Christine Odone, writing in the Telegraph:
"A letter to the Money section of The Times today from a reader exposes our weird nanny state. When he tried to put some money into his financial spread betting account using his debit card, his bank refused to clear the transaction. They regard spread betting as gambling, they told him, so they won’t let him indulge in such behaviour.
That’s not all. My husband went to a gastropub yesterday for lunch. (I won’t embarrass it by giving you the name and address, suffice it to say it was in west London.) He ordered a burger, and asked for it to be cooked “medium rare”. The waiter shook his head solemnly: “I’m afraid, sir, you cannot have it medium rare.” Husband looked apoplectic and asked why ever not. “The risk of food poisoning is greater. We don’t want you suing us.”

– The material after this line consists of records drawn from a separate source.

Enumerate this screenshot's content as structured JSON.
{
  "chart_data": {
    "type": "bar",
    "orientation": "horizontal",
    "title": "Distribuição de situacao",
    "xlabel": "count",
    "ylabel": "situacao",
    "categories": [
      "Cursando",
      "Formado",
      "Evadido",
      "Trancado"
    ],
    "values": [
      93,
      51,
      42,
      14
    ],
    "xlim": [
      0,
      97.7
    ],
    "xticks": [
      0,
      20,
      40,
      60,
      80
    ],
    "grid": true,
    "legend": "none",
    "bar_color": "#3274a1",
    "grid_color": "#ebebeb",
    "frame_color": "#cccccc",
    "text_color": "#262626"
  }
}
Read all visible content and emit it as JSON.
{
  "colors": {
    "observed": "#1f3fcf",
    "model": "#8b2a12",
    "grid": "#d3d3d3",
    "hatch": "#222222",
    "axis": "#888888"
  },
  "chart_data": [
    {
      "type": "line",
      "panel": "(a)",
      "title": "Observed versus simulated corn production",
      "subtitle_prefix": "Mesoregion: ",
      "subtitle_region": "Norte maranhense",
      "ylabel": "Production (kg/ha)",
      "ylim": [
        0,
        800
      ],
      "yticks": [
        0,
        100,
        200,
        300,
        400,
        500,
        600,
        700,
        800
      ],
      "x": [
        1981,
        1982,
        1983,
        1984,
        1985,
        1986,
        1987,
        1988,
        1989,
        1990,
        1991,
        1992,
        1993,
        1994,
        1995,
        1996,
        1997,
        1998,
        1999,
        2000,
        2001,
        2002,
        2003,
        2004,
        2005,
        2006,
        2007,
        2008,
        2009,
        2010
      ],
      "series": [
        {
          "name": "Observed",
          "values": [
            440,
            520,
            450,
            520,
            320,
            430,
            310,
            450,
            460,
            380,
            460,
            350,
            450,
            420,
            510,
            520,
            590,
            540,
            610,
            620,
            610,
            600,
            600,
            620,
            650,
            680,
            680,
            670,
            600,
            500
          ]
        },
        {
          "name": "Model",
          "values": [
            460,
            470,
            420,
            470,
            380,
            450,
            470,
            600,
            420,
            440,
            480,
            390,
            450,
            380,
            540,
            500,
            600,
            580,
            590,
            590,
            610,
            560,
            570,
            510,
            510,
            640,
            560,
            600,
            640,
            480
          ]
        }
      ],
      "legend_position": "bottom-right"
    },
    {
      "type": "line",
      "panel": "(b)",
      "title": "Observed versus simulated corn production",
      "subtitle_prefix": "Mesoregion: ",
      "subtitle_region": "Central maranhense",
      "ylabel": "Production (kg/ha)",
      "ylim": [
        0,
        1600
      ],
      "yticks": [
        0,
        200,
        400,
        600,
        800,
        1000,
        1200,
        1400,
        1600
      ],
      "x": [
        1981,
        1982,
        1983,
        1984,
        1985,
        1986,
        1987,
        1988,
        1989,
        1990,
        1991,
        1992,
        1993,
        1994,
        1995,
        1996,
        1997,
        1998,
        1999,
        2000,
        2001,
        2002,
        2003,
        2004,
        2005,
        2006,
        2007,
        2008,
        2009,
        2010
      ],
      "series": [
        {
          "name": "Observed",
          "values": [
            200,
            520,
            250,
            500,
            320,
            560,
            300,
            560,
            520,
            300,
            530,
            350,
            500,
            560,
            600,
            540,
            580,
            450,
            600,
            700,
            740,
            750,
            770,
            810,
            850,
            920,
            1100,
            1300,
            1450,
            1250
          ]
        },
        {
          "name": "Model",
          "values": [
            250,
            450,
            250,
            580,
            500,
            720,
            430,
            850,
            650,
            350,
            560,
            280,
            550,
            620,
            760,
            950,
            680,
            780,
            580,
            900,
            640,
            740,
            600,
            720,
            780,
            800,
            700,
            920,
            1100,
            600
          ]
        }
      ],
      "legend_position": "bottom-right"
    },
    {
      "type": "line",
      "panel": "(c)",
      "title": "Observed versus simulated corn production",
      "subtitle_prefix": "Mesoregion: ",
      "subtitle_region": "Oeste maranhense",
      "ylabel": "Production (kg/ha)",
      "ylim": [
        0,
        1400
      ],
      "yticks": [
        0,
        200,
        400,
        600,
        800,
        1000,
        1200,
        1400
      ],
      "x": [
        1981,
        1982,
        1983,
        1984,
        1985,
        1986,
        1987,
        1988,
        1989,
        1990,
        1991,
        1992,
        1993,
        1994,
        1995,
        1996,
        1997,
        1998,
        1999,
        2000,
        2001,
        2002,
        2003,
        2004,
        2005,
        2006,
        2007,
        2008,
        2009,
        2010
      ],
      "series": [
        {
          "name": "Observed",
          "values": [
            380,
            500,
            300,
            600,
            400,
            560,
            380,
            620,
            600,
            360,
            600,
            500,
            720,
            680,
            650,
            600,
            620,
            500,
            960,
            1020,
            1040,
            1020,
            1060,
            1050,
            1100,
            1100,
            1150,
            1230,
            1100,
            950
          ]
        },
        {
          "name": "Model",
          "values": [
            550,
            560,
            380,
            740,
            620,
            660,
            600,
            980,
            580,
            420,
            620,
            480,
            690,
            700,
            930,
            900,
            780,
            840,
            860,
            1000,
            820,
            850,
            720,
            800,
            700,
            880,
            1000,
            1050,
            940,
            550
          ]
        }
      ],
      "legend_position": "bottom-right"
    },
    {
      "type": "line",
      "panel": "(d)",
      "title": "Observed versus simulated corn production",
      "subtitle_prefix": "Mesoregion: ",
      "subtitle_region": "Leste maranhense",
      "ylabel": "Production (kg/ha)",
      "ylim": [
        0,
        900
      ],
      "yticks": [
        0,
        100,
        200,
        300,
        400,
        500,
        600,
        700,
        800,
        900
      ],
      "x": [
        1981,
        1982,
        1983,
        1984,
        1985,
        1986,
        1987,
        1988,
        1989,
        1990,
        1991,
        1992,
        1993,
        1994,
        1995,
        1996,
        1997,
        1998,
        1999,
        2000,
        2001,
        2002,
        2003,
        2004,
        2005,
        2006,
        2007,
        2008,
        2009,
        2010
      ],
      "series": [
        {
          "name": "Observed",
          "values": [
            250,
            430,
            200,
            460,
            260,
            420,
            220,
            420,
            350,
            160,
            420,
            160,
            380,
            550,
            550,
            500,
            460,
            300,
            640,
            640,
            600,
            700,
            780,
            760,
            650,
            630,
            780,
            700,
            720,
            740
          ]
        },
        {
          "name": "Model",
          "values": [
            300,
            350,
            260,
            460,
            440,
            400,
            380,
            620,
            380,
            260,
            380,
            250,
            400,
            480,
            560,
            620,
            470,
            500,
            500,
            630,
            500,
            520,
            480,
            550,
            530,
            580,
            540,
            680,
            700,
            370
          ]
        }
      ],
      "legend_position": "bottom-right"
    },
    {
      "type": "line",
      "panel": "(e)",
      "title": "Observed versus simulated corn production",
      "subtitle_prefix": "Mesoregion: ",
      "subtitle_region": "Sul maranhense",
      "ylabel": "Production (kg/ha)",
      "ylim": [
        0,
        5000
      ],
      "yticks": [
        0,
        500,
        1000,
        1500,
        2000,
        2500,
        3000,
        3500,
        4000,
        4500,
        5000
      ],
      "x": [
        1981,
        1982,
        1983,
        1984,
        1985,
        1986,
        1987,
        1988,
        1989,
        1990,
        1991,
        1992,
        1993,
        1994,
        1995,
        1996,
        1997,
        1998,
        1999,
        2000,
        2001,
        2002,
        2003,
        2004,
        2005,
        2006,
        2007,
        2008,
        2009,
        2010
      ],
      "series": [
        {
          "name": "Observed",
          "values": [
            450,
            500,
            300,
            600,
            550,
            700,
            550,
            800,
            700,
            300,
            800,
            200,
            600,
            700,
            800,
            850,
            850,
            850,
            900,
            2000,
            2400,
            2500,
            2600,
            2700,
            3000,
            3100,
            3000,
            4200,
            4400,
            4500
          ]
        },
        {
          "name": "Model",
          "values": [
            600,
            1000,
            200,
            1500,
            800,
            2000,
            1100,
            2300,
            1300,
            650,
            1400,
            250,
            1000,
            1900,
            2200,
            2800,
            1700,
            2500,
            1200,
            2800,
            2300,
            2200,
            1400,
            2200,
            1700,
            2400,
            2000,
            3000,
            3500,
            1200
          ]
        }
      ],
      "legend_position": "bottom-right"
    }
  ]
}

And finally: the lovely oak bench that sat outside Fernandez and Wells cafe, one of my favourite places in Soho, suddenly disappeared. When I asked why, Cindy Wells, wife of one of the proprietors, explained that Westminster Council had banned the bench because of the mothers pushing buggies down the pavement. (How many mothers, you may ask, push buggies down pavements in Soho?) The bench, according to the Council, risked making the mums’progress difficult and potentially even dangerous.
How do you explain this nanny state interventionism thriving cheek to jowl with the cult of the individual? The same culture that won’t let you eat rare burgers and sit on a bench outside a cafe promotes the kind of unchecked individual autonomy that believes euthanasia (death as the ultimate consumer choice) should be legalised, marriage vows are too binding and abortion is a lifestyle choice.
We seem to live in the worst of all possible worlds: the statism of totalitarian regimes and the selfishness of unfettered capitalism."
You mean to tell me a bank can dictate on what you spend your money, money you earned and they didn't? That you cannot have a meal cooked for you, one for which you are paying, and cannot decide how you want it cooked? That mothers pushing pushchairs are too blind to see a bench in their way? And we are supposed to be a free people and thus able to make decisions for ourselves?
FFS!
If this state of affairs is the politician's definition of democracy then I have a message for them - not one such politician will ever get my vote! It can only be hoped that millions of other voters feel likewise
2 comments:
As a UKIP member, I'm no lover of H&S or the nanny state, but have to sympathise with the pub here. Medium rare beef is perfectly safe to eat as a joint or a steak, but medium rare beefburgers are a potentially deadly source of e-coli. Re-formed meat products like sausages and beefburgers should always be properly cooked.
Someone who wants to eat them undercooked is free to do so, but should not expect others to take the risk with him.
Love your blog though.
Scott,
Thank you kind sir! On the burgers - you pay, your choice. Guy wasn't forcing anyone to eat them for him.